Gabriel tensed, shifting his weight so he could scramble away from his pursuers. She tensed, too. If he kept running, kept fighting, she wouldn’t be able to help him. No one could in his current state.
“I will,” Penelope whispered once more, knowing there was only one thing she could do.
She wrapped her arms and legs around him, locking them as best she could around his larger, thrashing form, and held on for dear life. She had to keep him here long enough for Mr. Allen and his men to reach them.
When Gabriel realized her intent, he let out a howl of angry betrayal that sent a shiver coursing through her. Belatedly, Penelope wondered at her foolishness. Gabriel could snap her in two if he so wished. The man she’d known would never have done such a thing, but he was clearly not in his rational mind. Even Michael, who had loved her, had hurt her in his mania. She cringed, but tightened her grip on Gabriel all the same.

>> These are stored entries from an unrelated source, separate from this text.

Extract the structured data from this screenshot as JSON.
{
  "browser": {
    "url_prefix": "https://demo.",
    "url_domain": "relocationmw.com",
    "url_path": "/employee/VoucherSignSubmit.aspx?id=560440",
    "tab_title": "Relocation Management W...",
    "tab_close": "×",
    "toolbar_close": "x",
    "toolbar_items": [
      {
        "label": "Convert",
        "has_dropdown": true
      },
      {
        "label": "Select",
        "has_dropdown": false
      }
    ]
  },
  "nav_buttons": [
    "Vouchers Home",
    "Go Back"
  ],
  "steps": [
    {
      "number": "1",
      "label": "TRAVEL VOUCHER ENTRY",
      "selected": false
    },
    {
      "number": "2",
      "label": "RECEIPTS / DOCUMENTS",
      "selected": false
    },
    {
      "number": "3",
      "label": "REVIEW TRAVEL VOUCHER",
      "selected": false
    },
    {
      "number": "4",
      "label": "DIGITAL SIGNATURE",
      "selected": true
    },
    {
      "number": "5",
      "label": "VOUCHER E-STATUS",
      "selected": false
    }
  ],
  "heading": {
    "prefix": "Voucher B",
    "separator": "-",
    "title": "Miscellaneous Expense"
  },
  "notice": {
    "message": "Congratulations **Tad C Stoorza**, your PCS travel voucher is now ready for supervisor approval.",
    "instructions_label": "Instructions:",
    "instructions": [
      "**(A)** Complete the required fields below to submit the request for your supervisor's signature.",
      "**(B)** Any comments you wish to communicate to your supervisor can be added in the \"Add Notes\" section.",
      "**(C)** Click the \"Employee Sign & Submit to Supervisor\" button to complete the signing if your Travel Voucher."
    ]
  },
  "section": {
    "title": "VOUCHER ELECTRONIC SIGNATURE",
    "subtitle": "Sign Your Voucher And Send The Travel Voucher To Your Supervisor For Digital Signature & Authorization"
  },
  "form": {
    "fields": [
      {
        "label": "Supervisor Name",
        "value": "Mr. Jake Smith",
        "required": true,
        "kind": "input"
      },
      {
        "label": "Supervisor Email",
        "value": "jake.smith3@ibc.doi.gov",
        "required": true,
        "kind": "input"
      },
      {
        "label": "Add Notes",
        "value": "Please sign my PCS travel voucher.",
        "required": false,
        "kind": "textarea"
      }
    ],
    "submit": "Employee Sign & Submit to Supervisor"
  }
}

Penelope panted with effort. Dear God. She wasn’t certain she could hold on to him much longer. The muscles of her arms and thighs trembled with strain and ached like the very dickens.
“Shhh,” she crooned. She tried to turn her death grip into more of an embrace, meant to soothe. “’Twill be all right, I promise,” she whispered, even though her voice trembled with what very well might be a lie.
Gabriel struggled for a few more seconds but then relaxed with a groan of defeat.
Had her vow to help him been a lie, too? After what she’d just witnessed, she was very much afraid Gabriel was beyond help.
As he was pulled from her arms, Penelope prayed she was wrong about that.